Gary Ogden05 Apr 2018 AT 10:33 AM

The ‘Stranger Things’ creators are getting sued for plagiarism

Worrying times for the Duffer brothers...
Gary Ogden05 Apr 2018 AT 10:33 AM
The Duffer brothers
© Netflix
The Duffer brothers
TV, Series, Netflix, Stranger Things
© Netflix

Stranger Things is everyone’s favourite sci-fi Netflix show, ain’t it? A truly original ‘80s-set spook-fest unlike anything that has come before it.

Or not.

I mean, regardless of its fondness for referencing retro movies, its creators have also been hit with a naughty little lawsuit, claiming they ripped the whole thing off. Indie filmmaker Charlie Kessler made a little short film called Montauk back in 2012, and he reckons that the Duffer bros done stolen his idea.

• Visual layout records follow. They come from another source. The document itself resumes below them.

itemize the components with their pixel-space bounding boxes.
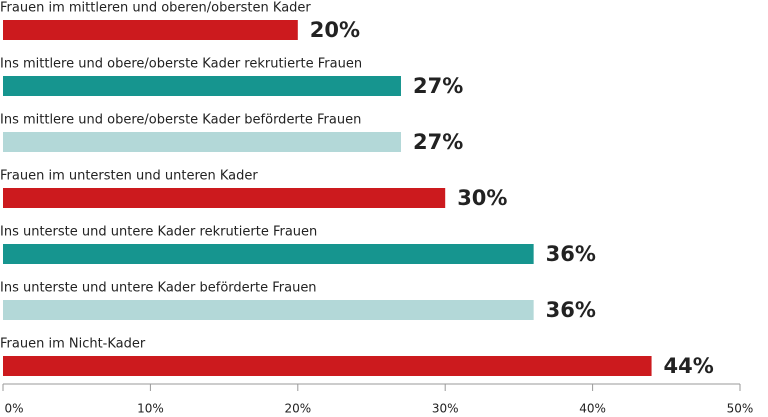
category-label: Ins mittlere und obere/oberste Kader bef… (0, 113, 361, 128)
x-tick-label: 0% (4, 402, 23, 416)
value-label: 36% (546, 242, 596, 266)
x-tick-label: 50% (727, 402, 754, 416)
category-label: Ins mittlere und obere/oberste Kader rek… (0, 57, 362, 72)
category-label: Frauen im mittleren und oberen/obersten … (0, 1, 311, 16)
x-tick-label: 40% (579, 402, 606, 416)
bar (3, 132, 401, 152)
x-tick-label: 10% (137, 402, 164, 416)
bar (3, 76, 401, 96)
value-label: 36% (546, 298, 596, 322)
value-label: 20% (310, 18, 360, 42)
bar (3, 244, 534, 264)
category-label: Frauen im Nicht-Kader (0, 337, 146, 352)
bar (3, 188, 446, 208)
value-label: 44% (664, 354, 714, 378)
value-label: 27% (413, 74, 463, 98)
category-label: Frauen im untersten und unteren Kader (0, 169, 258, 184)
x-tick-label: 30% (432, 402, 459, 416)
value-label: 30% (457, 186, 507, 210)
value-label: 27% (413, 130, 463, 154)
bar (3, 300, 534, 320)
x-tick-label: 20% (284, 402, 311, 416)
bar (3, 356, 652, 376)
category-label: Ins unterste und untere Kader beförderte… (0, 281, 317, 296)
category-label: Ins unterste und untere Kader rekrutiert… (0, 225, 317, 240)
bar (3, 20, 298, 40)
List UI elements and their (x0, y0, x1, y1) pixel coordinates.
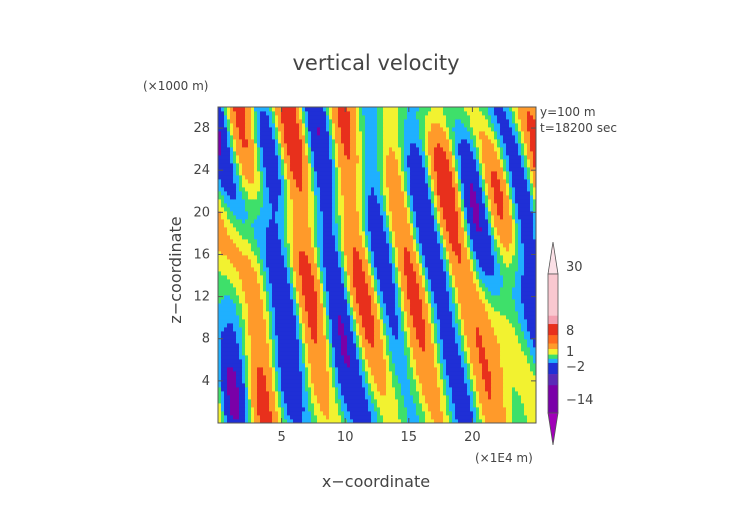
colorbar-label: 8 (566, 324, 574, 339)
x-axis-ticks: 5 10 15 20 (277, 107, 481, 445)
y-tick-label: 8 (202, 332, 210, 347)
annotation-y-position: y=100 m (540, 105, 596, 119)
colorbar-band (548, 354, 558, 360)
colorbar-label: −14 (566, 393, 593, 408)
y-tick-label: 24 (193, 163, 210, 178)
colorbar-band (548, 324, 558, 336)
colorbar-label: 30 (566, 260, 583, 275)
y-axis-ticks: 4 8 12 16 20 24 28 (193, 121, 536, 389)
y-tick-label: 4 (202, 374, 210, 389)
colorbar-band (548, 374, 558, 386)
x-axis-label: x−coordinate (322, 472, 430, 491)
y-tick-label: 12 (193, 290, 210, 305)
heatmap-field (218, 107, 536, 423)
colorbar-labels: 30 8 1−2 −14 (566, 260, 593, 408)
colorbar-band (548, 349, 558, 355)
x-unit-label: (×1E4 m) (475, 451, 533, 465)
y-tick-label: 16 (193, 247, 210, 262)
y-tick-label: 20 (193, 205, 210, 220)
colorbar-band (548, 274, 558, 316)
plot-frame (217, 106, 537, 424)
colorbar-band (548, 315, 558, 325)
colorbar-extend-top (547, 241, 559, 275)
x-tick-label: 20 (464, 430, 481, 445)
colorbar (547, 241, 559, 446)
annotation-time: t=18200 sec (540, 121, 617, 135)
x-tick-label: 15 (401, 430, 418, 445)
colorbar-label: −2 (566, 360, 585, 375)
colorbar-band (548, 335, 558, 344)
colorbar-band (548, 362, 558, 375)
y-unit-label: (×1000 m) (143, 79, 208, 93)
colorbar-extend-bottom (547, 412, 559, 446)
y-axis-label: z−coordinate (166, 216, 185, 323)
chart-title: vertical velocity (292, 51, 459, 75)
y-tick-label: 28 (193, 121, 210, 136)
colorbar-band (548, 358, 558, 364)
x-tick-label: 10 (337, 430, 354, 445)
colorbar-label: 1 (566, 345, 574, 360)
x-tick-label: 5 (277, 430, 285, 445)
colorbar-band (548, 343, 558, 350)
colorbar-band (548, 385, 558, 414)
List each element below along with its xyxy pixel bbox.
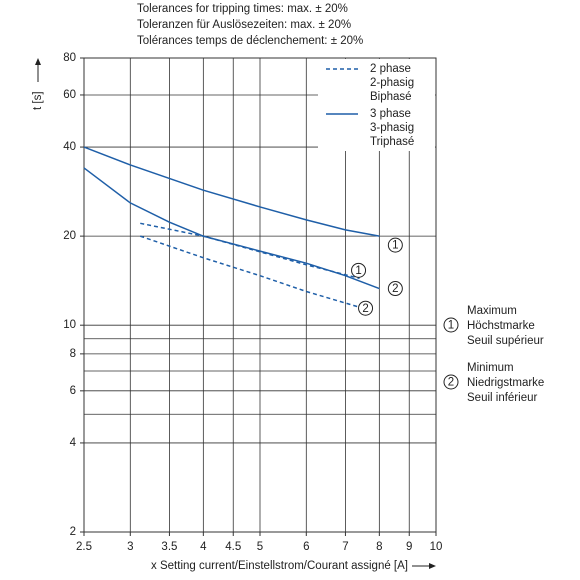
annotation-marker-circle (443, 374, 459, 390)
x-tick-label: 9 (406, 541, 412, 553)
y-arrow-head (35, 58, 41, 65)
x-tick-label: 6 (303, 541, 309, 553)
x-tick-label: 8 (376, 541, 382, 553)
annotation-line: Seuil supérieur (467, 335, 544, 347)
y-tick-label: 6 (70, 385, 76, 397)
annotation-marker: 2 (448, 377, 454, 389)
curve-marker-circle (387, 237, 403, 253)
legend-label: Triphasé (370, 136, 414, 148)
legend-box (318, 59, 435, 151)
curve-marker: 1 (355, 265, 361, 277)
x-tick-label: 10 (430, 541, 443, 553)
y-tick-label: 4 (70, 437, 77, 449)
y-tick-label: 2 (70, 526, 76, 538)
legend-label: 3 phase (370, 108, 411, 120)
y-tick-label: 10 (63, 319, 76, 331)
curve-marker: 1 (392, 240, 398, 252)
y-tick-label: 80 (63, 52, 76, 64)
legend-label: Biphasé (370, 91, 412, 103)
annotation-marker: 1 (448, 320, 454, 332)
annotation-marker-circle (443, 317, 459, 333)
curve (83, 146, 380, 237)
y-axis-label: t [s] (32, 91, 44, 110)
annotation-line: Seuil inférieur (467, 392, 537, 404)
curve-marker-circle (351, 262, 367, 278)
x-tick-label: 4 (200, 541, 207, 553)
title-line: Tolerances for tripping times: max. ± 20… (137, 3, 348, 15)
y-tick-label: 20 (63, 230, 76, 242)
x-arrow-head (429, 563, 436, 569)
annotation-line: Niedrigstmarke (467, 377, 544, 389)
x-tick-label: 2.5 (76, 541, 92, 553)
x-tick-label: 3.5 (161, 541, 177, 553)
annotation-line: Höchstmarke (467, 320, 535, 332)
y-tick-label: 40 (63, 141, 76, 153)
x-tick-label: 3 (127, 541, 133, 553)
x-tick-label: 7 (342, 541, 348, 553)
curve (83, 167, 380, 290)
curve (140, 235, 360, 308)
y-tick-label: 60 (63, 89, 76, 101)
legend-label: 2-phasig (370, 77, 414, 89)
y-tick-label: 8 (70, 348, 76, 360)
curve-marker-circle (387, 281, 403, 297)
title-line: Toleranzen für Auslösezeiten: max. ± 20% (137, 19, 351, 31)
curve-marker: 2 (392, 283, 398, 295)
x-axis-label: x Setting current/Einstellstrom/Courant … (151, 560, 408, 572)
legend-label: 3-phasig (370, 122, 414, 134)
x-tick-label: 4.5 (225, 541, 241, 553)
curve-marker: 2 (362, 303, 368, 315)
x-tick-label: 5 (257, 541, 263, 553)
annotation-line: Minimum (467, 362, 514, 374)
title-line: Tolérances temps de déclenchement: ± 20% (137, 35, 363, 47)
legend-label: 2 phase (370, 63, 411, 75)
annotation-line: Maximum (467, 305, 517, 317)
curve-marker-circle (358, 300, 374, 316)
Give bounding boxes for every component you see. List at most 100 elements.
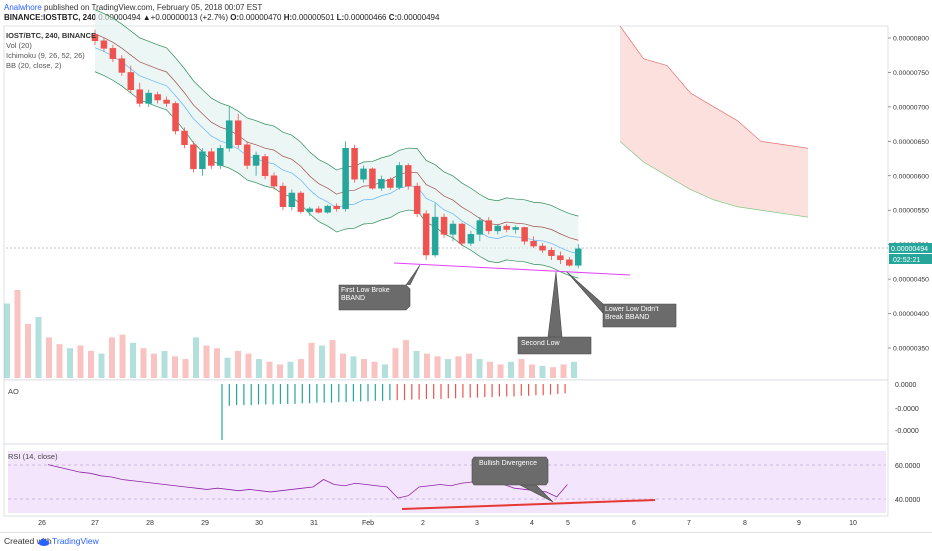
volume-bar — [350, 356, 357, 378]
candle-body — [136, 89, 143, 104]
callout-lower-low[interactable] — [566, 271, 677, 328]
l-value: 0.00000466 — [344, 13, 387, 22]
volume-bar — [308, 342, 315, 378]
callout-second-low[interactable] — [517, 271, 592, 355]
h-value: 0.00000501 — [292, 13, 335, 22]
volume-bar — [361, 359, 367, 378]
callout-first-low[interactable] — [338, 264, 421, 311]
price-tick-label: 0.00000350 — [893, 346, 929, 353]
candle-body — [91, 34, 99, 42]
volume-bar — [340, 353, 346, 378]
candle-body — [100, 40, 108, 49]
candle-body — [539, 245, 546, 251]
volume-bar — [382, 364, 388, 378]
ichimoku-cloud — [620, 26, 808, 218]
volume-bar — [182, 359, 189, 378]
o-value: 0.00000470 — [239, 13, 282, 22]
candle-body — [413, 185, 421, 214]
price-tick-label: 0.00000400 — [893, 311, 929, 318]
volume-bar — [413, 350, 420, 378]
first-low-text: First Low Broke BBAND — [341, 287, 390, 302]
volume-bar — [161, 350, 168, 378]
candle-body — [512, 227, 519, 230]
price-tick-label: 0.00000550 — [893, 208, 929, 215]
rsi-label[interactable]: RSI (14, close) — [8, 452, 58, 461]
legend-vol[interactable]: Vol (20) — [6, 41, 32, 50]
bullish-text-wrap: Bullish Divergence — [479, 460, 537, 467]
volume-bar — [98, 353, 105, 378]
chart-canvas[interactable]: 0.00000800 0.00000750 0.00000700 0.00000650… — [0, 0, 932, 532]
tradingview-cloud-icon — [38, 538, 50, 546]
support-trendline[interactable] — [393, 262, 631, 276]
o-label: O: — [230, 13, 240, 22]
symbol-line: BINANCE:IOSTBTC, 240 — [4, 13, 97, 22]
price-tick-label: 0.00000800 — [893, 36, 929, 43]
candle-body — [521, 227, 528, 242]
volume-bar — [119, 334, 126, 378]
volume-bar — [130, 342, 136, 378]
candle-body — [190, 144, 197, 170]
candle-body — [557, 255, 564, 261]
candle-body — [431, 216, 439, 256]
legend-symbol[interactable]: IOST/BTC, 240, BINANCE — [6, 31, 97, 40]
rsi-divergence-line[interactable] — [401, 499, 656, 510]
volume-bar — [476, 359, 483, 378]
volume-bar — [466, 353, 472, 378]
candle-body — [145, 92, 152, 104]
ao-label[interactable]: AO — [8, 387, 19, 396]
time-tick-label: 10 — [849, 520, 857, 527]
candle-body — [270, 175, 278, 187]
bollinger-upper — [94, 9, 579, 217]
legend-bb[interactable]: BB (20, close, 2) — [6, 61, 62, 70]
volume-bar — [518, 359, 525, 378]
ichimoku-span-b — [619, 141, 809, 218]
ao-pane — [3, 379, 889, 445]
second-low-text-wrap: Second Low — [521, 340, 560, 347]
candle-body — [261, 156, 269, 177]
candle-body — [109, 48, 117, 59]
legend-ichimoku[interactable]: Ichimoku (9, 26, 52, 26) — [6, 51, 85, 60]
volume-bar — [571, 361, 577, 378]
candle-body — [422, 213, 430, 256]
bollinger-fill — [95, 9, 579, 279]
price-tick-label: 0.00000450 — [893, 277, 929, 284]
candle-body — [279, 185, 287, 208]
author-name[interactable]: Analwhore — [4, 3, 42, 12]
volume-bar — [140, 348, 147, 378]
lower-low-text-wrap: Lower Low Didn't Break BBAND — [605, 306, 659, 321]
candle-body — [396, 165, 403, 188]
h-label: H: — [283, 13, 293, 22]
candle-body — [503, 225, 510, 230]
volume-bar — [487, 361, 493, 378]
volume-bar — [109, 337, 115, 378]
candle-body — [378, 178, 385, 189]
first-low-text-wrap: First Low Broke BBAND — [341, 287, 390, 302]
time-tick-label: 27 — [91, 520, 99, 527]
countdown-text: 02:52:21 — [893, 257, 920, 264]
created-with: Created with — [4, 536, 52, 546]
price-tick-label: 0.00000650 — [893, 139, 929, 146]
second-low-text: Second Low — [521, 340, 560, 347]
volume-bar — [277, 364, 283, 378]
volume-bar — [550, 367, 556, 378]
volume-bar — [151, 353, 157, 378]
lower-low-text: Lower Low Didn't Break BBAND — [605, 306, 659, 321]
rsi-tick-0: 60.0000 — [895, 463, 920, 470]
volume-bar — [560, 364, 567, 378]
time-tick-label: 31 — [310, 520, 318, 527]
volume-bar — [287, 361, 294, 378]
volume-bar — [88, 350, 94, 378]
time-tick-label: 5 — [566, 520, 570, 527]
volume-bar — [235, 350, 241, 378]
volume-bar — [193, 337, 199, 378]
tradingview-brand[interactable]: TradingView — [52, 536, 99, 546]
volume-bar — [245, 353, 252, 378]
callout-bullish[interactable] — [471, 456, 554, 503]
candle-body — [154, 94, 161, 101]
candle-body — [548, 249, 555, 256]
candle-body — [405, 165, 412, 187]
candle-body — [530, 240, 537, 247]
candle-body — [360, 168, 367, 180]
candle-body — [440, 216, 448, 235]
candle-body — [485, 220, 493, 232]
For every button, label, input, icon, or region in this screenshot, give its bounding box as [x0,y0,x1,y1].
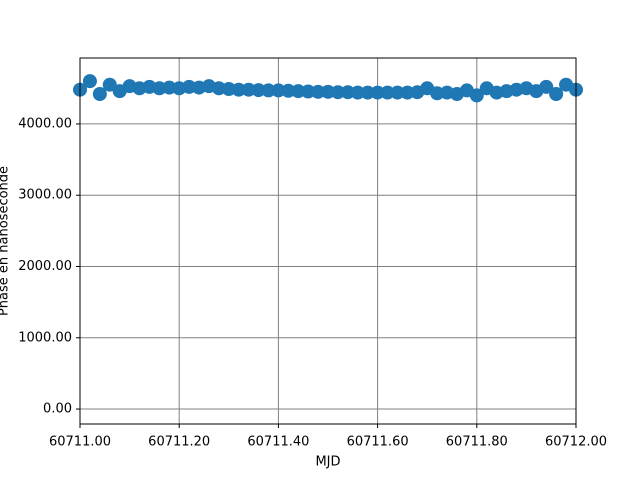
x-tick-label: 60712.00 [545,435,607,450]
point [241,82,256,97]
y-axis-label: Phase en nanoseconde [0,166,12,316]
point [281,83,296,98]
y-tick-label: 1000.00 [18,330,72,345]
point [102,77,117,92]
point [261,83,276,98]
point [539,79,554,94]
point [330,85,345,100]
point [400,85,415,100]
y-tick-label: 0.00 [43,402,72,417]
x-axis-label: MJD [315,455,340,470]
point [311,84,326,99]
x-tick-label: 60711.20 [148,435,210,450]
x-tick-label: 60711.00 [49,435,111,450]
point [251,83,266,98]
point [301,84,316,99]
point [360,85,375,100]
point [469,88,484,103]
point [231,82,246,97]
point [291,84,306,99]
point [549,86,564,101]
point [271,83,286,98]
point [321,84,335,99]
plot-frame [79,57,577,425]
point [340,85,355,100]
x-tick-label: 60711.60 [347,435,409,450]
point [92,86,107,101]
point [390,85,405,100]
x-tick-label: 60711.40 [247,435,309,450]
y-tick-label: 4000.00 [18,116,72,131]
point [370,85,385,100]
point [82,74,97,89]
point [350,85,365,100]
y-tick-label: 2000.00 [18,259,72,274]
x-tick-label: 60711.80 [446,435,508,450]
point [380,85,395,100]
y-tick-label: 3000.00 [18,188,72,203]
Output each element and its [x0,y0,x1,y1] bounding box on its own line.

The lawsuit is pretty convincing though - back in 2014 at a party at the Tribeca Film Festival, Kessler pitched an idea for a TV show based on his film to the Duffers, and then later “presented materials” from their representatives involving the proposed project.

Then - and here’s the clincher - a short year later, the Duffers sold Stranger Things to Netflix, but back then it held the provisional title of, yep, Montauk.

The show and the original film share obvious similarities, too - Montauk focused on a boy who goes missing and the cop on his tail; add to that a secretive military base experimenting on children and things start to slot into place. Or more specifically, it was based on the (allegedly) true-life Montauk Project, which was a supposed series of sneaky government experiments taking place at Montauk Air Force Station.

And oh, guess what? Stranger Things was originally set in Montauk, too. It’s all there, and it’s all rather plausible. Of course, the Duffers could simply claim they based their series on the same conspiracy theory - nobody has copyright on the public domain - but it might be a tough sell.

There’s no word on whether this will go to trial yet, but considering the evidence, I think we should at least hear Kessler out - this doesn’t look to have come from nowhere. Either way, the Duffer brothers have responded, well sort of. 

Alex Kohner, the Duffer brothers' lawyer has released an official statement. It reads: "Mr. Kessler’s claim is completely meritless. He had no connection to the creation or development of ‘Stranger Things.’ The Duffer Brothers have neither seen Mr. Kessler’s short film nor discussed any project with him. This is just an attempt to profit from other people’s creativity and hard work.”

We'll keep you posted on how things play out.